L’Ecotassa tocca auto «formato famiglia» come la Dacia Duster, Lodgy e Dokker Gpl, la Suzuki Jimny, la Ford Kuga. A differenza di quanto annunciato con la revisione del provvedimento, a mettere mano al portafoglio non saranno soltanto i futuri proprietari delle auto di lusso (Jaguar, Ferrari, Porsche, Bmw…), le cosiddette «supercar». Che a Bergamo e provincia sono un numero limitato. Da gennaio a ottobre 2018 sono state vendute 152 Porsche, 50 Maserati, 107 Lexus, 119 Jaguar. Rimarca il dato sull’elettrico Loreno Epis, «in tutto risultano vendute solo 4 Tesla». E non a caso il presidente del gruppo autosalonisti Ascom mette in relazione i dati del diesel-benzina con l’elettrico. «Questa tassa è stata pensata per colpire le auto inquinanti e favorire quelle elettriche, ma non sarà così – commenta –. I costi sono ancora troppo alti, una Smart elettrica costa intorno ai 30 mila euro, e mancano le colonnine di ricarica. Dobbiamo essere obiettivi». Epis denuncia una manovra approssimativa: «Si voleva colpire la fascia alta e sono state tolte le auto più “piccole”. Ma l’Ecotassa riguarda ancora molte auto “medie” che si usano per lavorare o per la famiglia, come i modelli Fiat dai 14 ai 20 mila euro. È stato preso il criterio dei microgrammi senza valutare davvero le ricadute reali. Per questo da tempo sostengo la necessità di istituire un tavolo tecnico al ministero. Proprio dopo il pressing esercitato dagli operatori, siamo riusciti a far inserire degli incentivi per chi radia la vecchia vettura, così si possono davvero togliere dalla strada le auto inquinanti».

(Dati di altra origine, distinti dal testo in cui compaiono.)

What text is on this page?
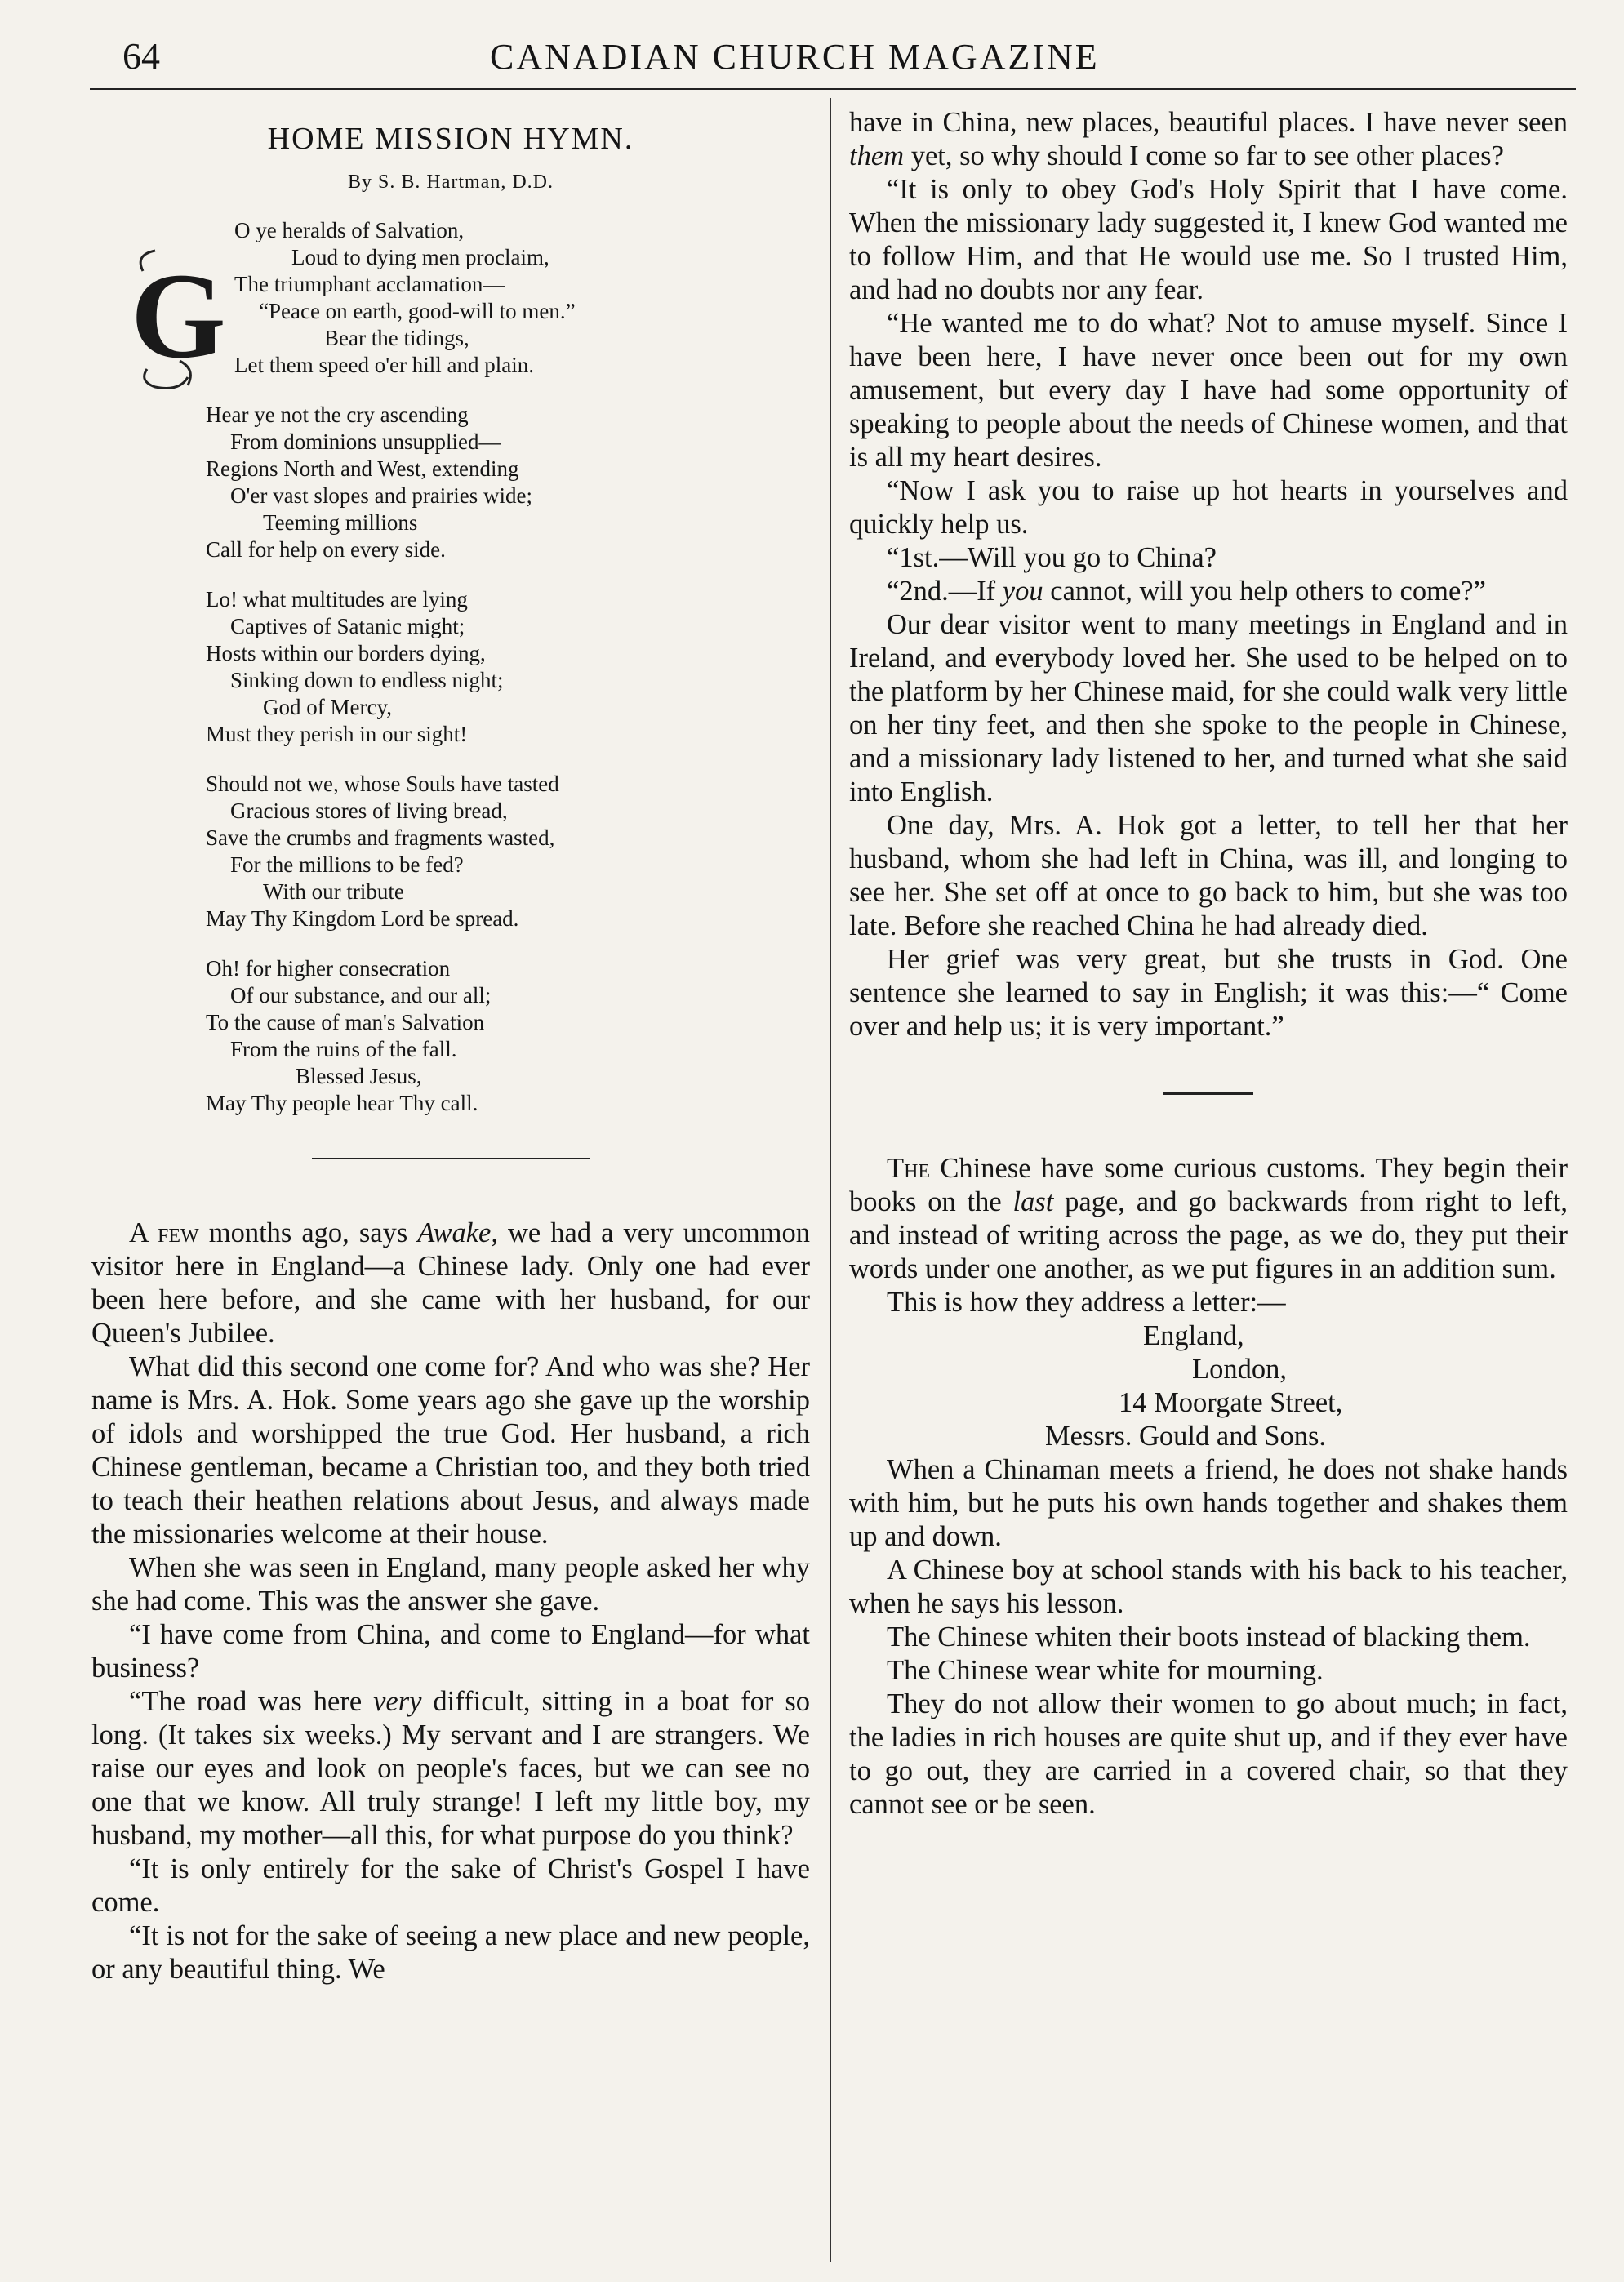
64	CANADIAN CHURCH MAGAZINE
HOME MISSION HYMN.
By S. B. Hartman, D.D.
G
O ye heralds of Salvation,
Loud to dying men proclaim,
The triumphant acclamation—
“Peace on earth, good-will to men.”
Bear the tidings,
Let them speed o'er hill and plain.
Hear ye not the cry ascending
From dominions unsupplied—
Regions North and West, extending
O'er vast slopes and prairies wide;
Teeming millions
Call for help on every side.
Lo! what multitudes are lying
Captives of Satanic might;
Hosts within our borders dying,
Sinking down to endless night;
God of Mercy,
Must they perish in our sight!
Should not we, whose Souls have tasted
Gracious stores of living bread,
Save the crumbs and fragments wasted,
For the millions to be fed?
With our tribute
May Thy Kingdom Lord be spread.
Oh! for higher consecration
Of our substance, and our all;
To the cause of man's Salvation
From the ruins of the fall.
Blessed Jesus,
May Thy people hear Thy call.

A few months ago, says Awake, we had a very uncommon visitor here in England—a Chinese lady. Only one had ever been here before, and she came with her husband, for our Queen's Jubilee.

What did this second one come for? And who was she? Her name is Mrs. A. Hok. Some years ago she gave up the worship of idols and worshipped the true God. Her husband, a rich Chinese gentleman, became a Christian too, and they both tried to teach their heathen relations about Jesus, and always made the missionaries welcome at their house.

When she was seen in England, many people asked her why she had come. This was the answer she gave.

“I have come from China, and come to England—for what business?

“The road was here very difficult, sitting in a boat for so long. (It takes six weeks.) My servant and I are strangers. We raise our eyes and look on people's faces, but we can see no one that we know. All truly strange! I left my little boy, my husband, my mother—all this, for what purpose do you think?

“It is only entirely for the sake of Christ's Gospel I have come.

“It is not for the sake of seeing a new place and new people, or any beautiful thing. We

have in China, new places, beautiful places. I have never seen them yet, so why should I come so far to see other places?

“It is only to obey God's Holy Spirit that I have come. When the missionary lady suggested it, I knew God wanted me to follow Him, and that He would use me. So I trusted Him, and had no doubts nor any fear.

“He wanted me to do what? Not to amuse myself. Since I have been here, I have never once been out for my own amusement, but every day I have had some opportunity of speaking to people about the needs of Chinese women, and that is all my heart desires.

“Now I ask you to raise up hot hearts in yourselves and quickly help us.

“1st.—Will you go to China?

“2nd.—If you cannot, will you help others to come?”

Our dear visitor went to many meetings in England and in Ireland, and everybody loved her. She used to be helped on to the platform by her Chinese maid, for she could walk very little on her tiny feet, and then she spoke to the people in Chinese, and a missionary lady listened to her, and turned what she said into English.

One day, Mrs. A. Hok got a letter, to tell her that her husband, whom she had left in China, was ill, and longing to see her. She set off at once to go back to him, but she was too late. Before she reached China he had already died.

Her grief was very great, but she trusts in God. One sentence she learned to say in English; it was this:—“ Come over and help us; it is very important.”

The Chinese have some curious customs. They begin their books on the last page, and go backwards from right to left, and instead of writing across the page, as we do, they put their words under one another, as we put figures in an addition sum.

This is how they address a letter:—

England,
London,
14 Moorgate Street,
Messrs. Gould and Sons.

When a Chinaman meets a friend, he does not shake hands with him, but he puts his own hands together and shakes them up and down.

A Chinese boy at school stands with his back to his teacher, when he says his lesson.

The Chinese whiten their boots instead of blacking them.

The Chinese wear white for mourning.

They do not allow their women to go about much; in fact, the ladies in rich houses are quite shut up, and if they ever have to go out, they are carried in a covered chair, so that they cannot see or be seen.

L’imprenditore Paolo Ghinzani, del direttivo Concessionari Ascom e titolare della «Cittadella dell’Auto» con sede in città e provincia, prevede cupi scenari sul settore dell’auto. «È una manovra sbagliata, che non porterà più soldi nelle casse dello Stato – esordisce Ghinzani –. Molta gente deciderà di acquistare auto più piccole non interessate dall’Ecotassa per pagare meno, anche di bollo. Così lo Stato incasserà meno Iva e con meno guadagno dalla vendita delle auto, meno tasse dalle imprese. Già il Governo Monti fece un’operazione del genere, tassando le auto superpotenti: il gettito si ridusse da 170 milioni di euro a 60 milioni». Ghinzani chiede che il problema delle auto inquinanti venga affrontato diversamente: «In Italia girano 42 milioni di auto, di cui 15 milioni circa inquinanti secondo le norme – va dritto ai numeri l’imprenditore –. Basterebbe investire su queste vetture, incentivando la loro sostituzione. Lo sbaglio di base sta proprio qui».